10.       Dans un cas, celui de l'éducation en Albanie, le Conseil de l'Europe est allé jusqu'à coordonner un programme d'éducation. Une telle action demeure cependant exceptionnelle, le Conseil de l'Europe n'ayant pas les structures voulues et n'étant pas une organisation humanitaire. Il s'est en revanche doté de capacités techniques, il entretient des contacts étroits avec des experts des Etats membres et il a donc l'obligation morale de communiquer ce savoir-faire selon les besoins et de lancer des mesures de restauration de la confiance dans les zones de tension. Selon des propositions qui ont été émises, le Conseil de l'Europe pourrait fournir des «casques bleus» dans les domaines du patrimoine culturel et des médias.

11.       Le financement de la participation des nouveaux pays d'Europe centrale et orientale pose un problème. Il faut couvrir ces dépenses au niveau du Conseil de l'Europe et non recourir à l'hospitalité de tel ou tel pays, méthode qui a suscité des critiques sur les voix achetées lors de conférences ministérielles.

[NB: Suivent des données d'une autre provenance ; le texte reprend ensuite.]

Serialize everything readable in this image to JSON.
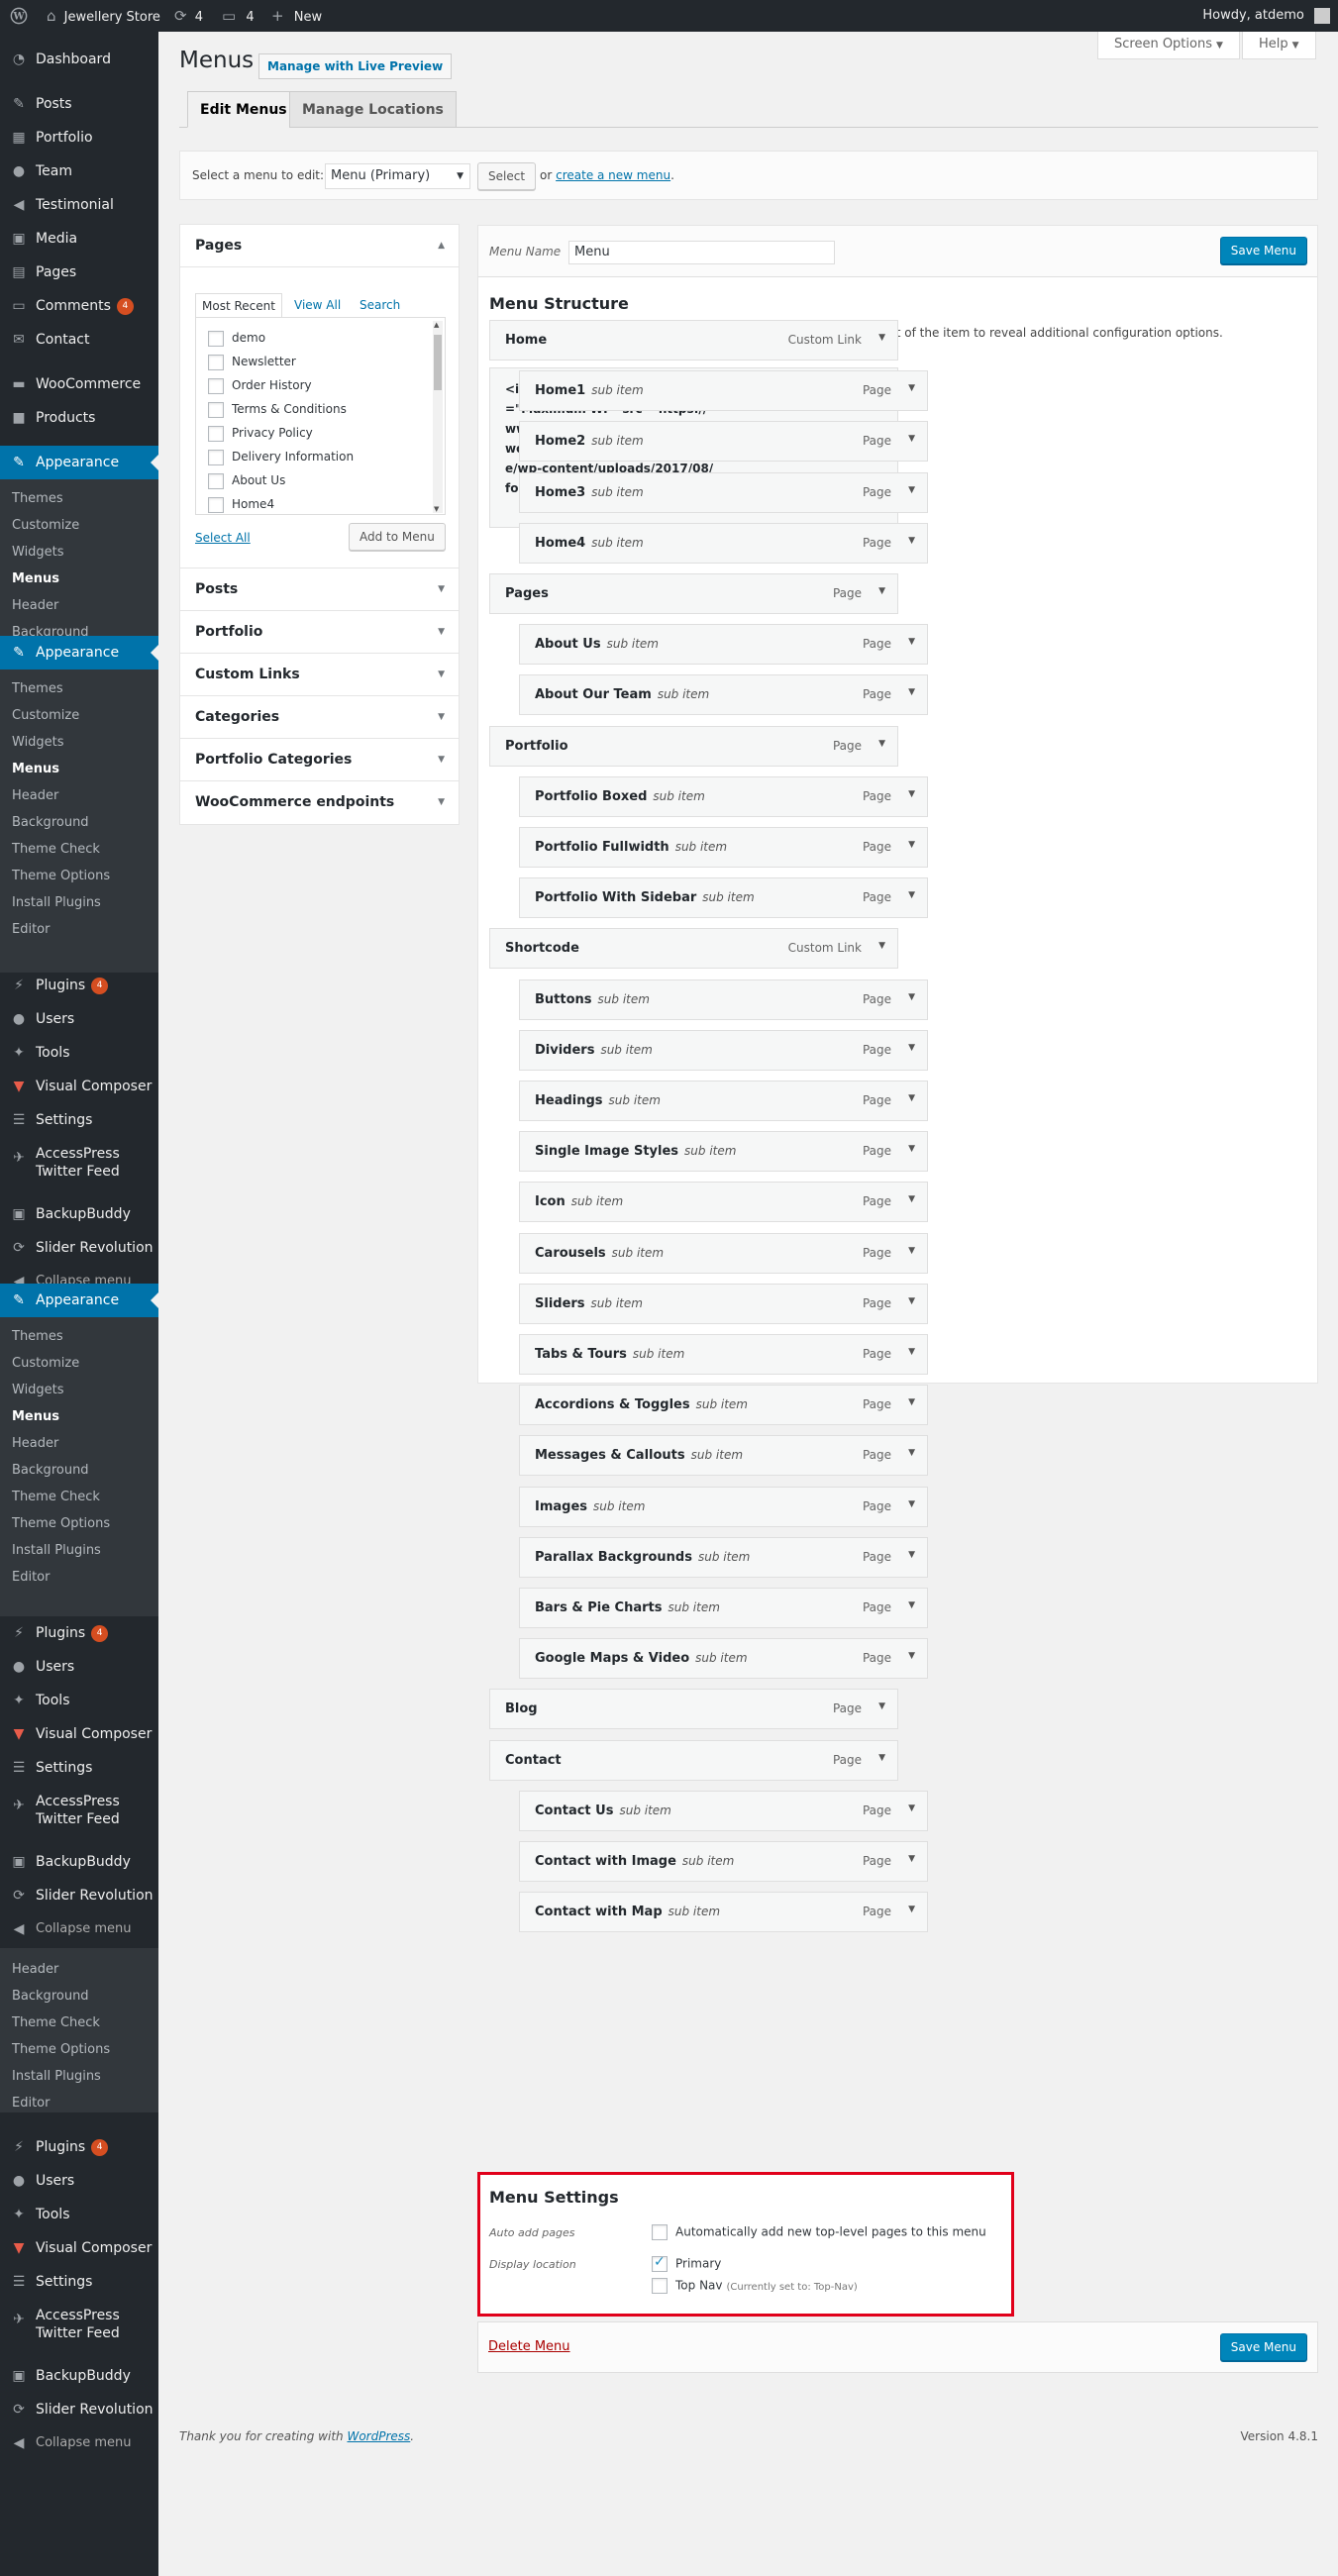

12.       Une autre difficulté est la contribution financière que doivent apporter ces pays aux fonds qui permettent la coopération culturelle européenne. Des circonstances atténuantes peuvent être admises, mais jusqu'à un certain point. Le barème des contributions est relativement minime en comparaison des profits que peut apporter une participation aux travaux sur un pied d'égalité avec les autres pays européens. Il semblerait que la Russie, qui est de loin le plus important des nouveaux pays, n'ait apporté aucune contribution depuis son adhésion à la Convention culturelle européenne, ce qui n'est pas acceptable.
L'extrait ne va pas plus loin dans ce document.